The Equity Charitable Trust, which unfortunately can help only those with “at least 10 years’ experience as an adult professional performer”, was set up by the actors’ union Equity in 1989 but is now “entirely independent”.
Each year it provides educational bursaries, allocated on the basis of financial need, to about 40 performers seeking to build new careers.
Among those it has helped is Xavier Fontenille, who worked for a theatre company performing and running workshops in schools until budgets for such activities began to be squeezed by what he calls “an obsessive focus on maths and literacy”.
However, after going to “a fantastic open day” for a drama therapy course at the University of Roehampton, he discovered a new pathway.
At the end of the first year of his studies when money was getting tight, a tutor encouraged him to contact the trust, which offered to pay his second- and third-year fees and most of his supervision and therapy costs.
“The trust has made it possible for me to use the creativity I learned as an actor in a new career that can make a real difference to people’s lives,” he said, explaining how drama therapy had enabled him to see “how people with no experience or confidence as actors can be gently encouraged to play and be creative”.
Another recipient of help from the trust is Connor McIntyre, who after more than two decades as an actor was forced by health problems to consider a career change.
He embarked on a joint degree in fine art and art history at Plymouth University and secured financial support from the trust for both an undergraduate degree and a subsequent master’s in contemporary art practice.

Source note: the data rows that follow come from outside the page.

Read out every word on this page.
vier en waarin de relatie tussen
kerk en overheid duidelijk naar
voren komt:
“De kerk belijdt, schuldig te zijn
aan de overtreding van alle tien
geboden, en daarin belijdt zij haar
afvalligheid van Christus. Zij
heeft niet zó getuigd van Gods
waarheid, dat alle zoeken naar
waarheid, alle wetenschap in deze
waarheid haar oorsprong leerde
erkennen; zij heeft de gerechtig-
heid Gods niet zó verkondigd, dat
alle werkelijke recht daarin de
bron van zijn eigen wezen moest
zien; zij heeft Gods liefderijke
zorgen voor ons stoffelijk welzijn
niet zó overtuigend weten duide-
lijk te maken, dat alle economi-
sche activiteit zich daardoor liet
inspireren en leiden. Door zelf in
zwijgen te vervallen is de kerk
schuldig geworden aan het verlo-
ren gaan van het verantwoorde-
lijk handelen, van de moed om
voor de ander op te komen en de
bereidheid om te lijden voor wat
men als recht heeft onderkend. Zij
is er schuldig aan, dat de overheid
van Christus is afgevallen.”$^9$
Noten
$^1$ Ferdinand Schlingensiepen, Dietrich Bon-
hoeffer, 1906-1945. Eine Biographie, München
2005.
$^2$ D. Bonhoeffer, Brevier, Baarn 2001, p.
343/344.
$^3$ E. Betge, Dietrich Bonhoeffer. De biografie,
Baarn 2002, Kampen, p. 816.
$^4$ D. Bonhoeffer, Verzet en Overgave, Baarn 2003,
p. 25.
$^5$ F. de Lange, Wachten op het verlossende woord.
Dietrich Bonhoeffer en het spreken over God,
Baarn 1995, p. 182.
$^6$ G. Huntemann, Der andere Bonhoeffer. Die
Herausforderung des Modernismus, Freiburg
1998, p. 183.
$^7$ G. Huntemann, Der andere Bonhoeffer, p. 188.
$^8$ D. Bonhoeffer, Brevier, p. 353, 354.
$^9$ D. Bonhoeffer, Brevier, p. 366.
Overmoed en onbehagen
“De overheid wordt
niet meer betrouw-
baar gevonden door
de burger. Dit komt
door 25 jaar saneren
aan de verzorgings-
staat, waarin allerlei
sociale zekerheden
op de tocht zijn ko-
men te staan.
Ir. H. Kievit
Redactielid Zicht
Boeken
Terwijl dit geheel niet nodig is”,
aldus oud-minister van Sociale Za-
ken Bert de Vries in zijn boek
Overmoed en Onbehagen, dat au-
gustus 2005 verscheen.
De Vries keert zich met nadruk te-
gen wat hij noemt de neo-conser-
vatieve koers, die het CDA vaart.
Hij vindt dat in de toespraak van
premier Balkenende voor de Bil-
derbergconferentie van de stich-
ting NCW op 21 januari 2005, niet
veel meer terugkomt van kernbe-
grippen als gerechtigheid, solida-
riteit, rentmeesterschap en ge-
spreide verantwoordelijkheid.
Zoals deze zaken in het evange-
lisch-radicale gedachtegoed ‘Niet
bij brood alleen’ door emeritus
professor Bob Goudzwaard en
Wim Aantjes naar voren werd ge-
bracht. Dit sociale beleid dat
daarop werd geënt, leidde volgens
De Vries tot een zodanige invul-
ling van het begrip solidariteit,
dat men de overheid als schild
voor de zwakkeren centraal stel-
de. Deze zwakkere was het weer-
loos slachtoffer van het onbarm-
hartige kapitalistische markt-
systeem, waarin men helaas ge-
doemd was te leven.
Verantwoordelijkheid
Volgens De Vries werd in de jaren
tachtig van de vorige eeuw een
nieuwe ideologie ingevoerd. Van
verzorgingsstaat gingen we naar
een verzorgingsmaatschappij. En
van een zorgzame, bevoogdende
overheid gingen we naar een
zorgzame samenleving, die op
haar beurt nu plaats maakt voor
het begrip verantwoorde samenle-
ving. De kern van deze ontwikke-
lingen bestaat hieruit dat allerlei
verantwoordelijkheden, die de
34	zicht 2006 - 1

After gaining first-class honours in his BA, he was “invited to represent (the university) at a very prestigious gathering of artists in Singapore” and has since exhibited at a number of events in the South West.
Even more striking was the change in Jo James’ life. Performing under the name Jack James, he had “worked steadily if not spectacularly as an actor for 20 years. Starting at the Royal Shakespeare Company, I went on to work with Anthony Neilson at the Royal Court, Kevin Spacey at the Old Vic and Trevor Nunn at the National Theatre.”
It was while based at the National that he “became aware…that I was less and less satisfied with life in the theatre and that the Equity Charitable Trust offered assistance to actors wishing to retrain”.
The real change came, however, when Mr James became involved with leading worship at his local Unitarian church, and eventually was encouraged to look into training for the ministry.
When he secured a place at Harris Manchester College, Oxford, and discovered that “alongside the (generously supported) ministerial training I would also have to attain a further theological qualification”, he turned to the trust, which offered to help with childcare costs as well as fees.
He believes that retraining for the ministry has given him “a calling as acting had once been, but which allows me to do what the theatre never could: deal with reality”.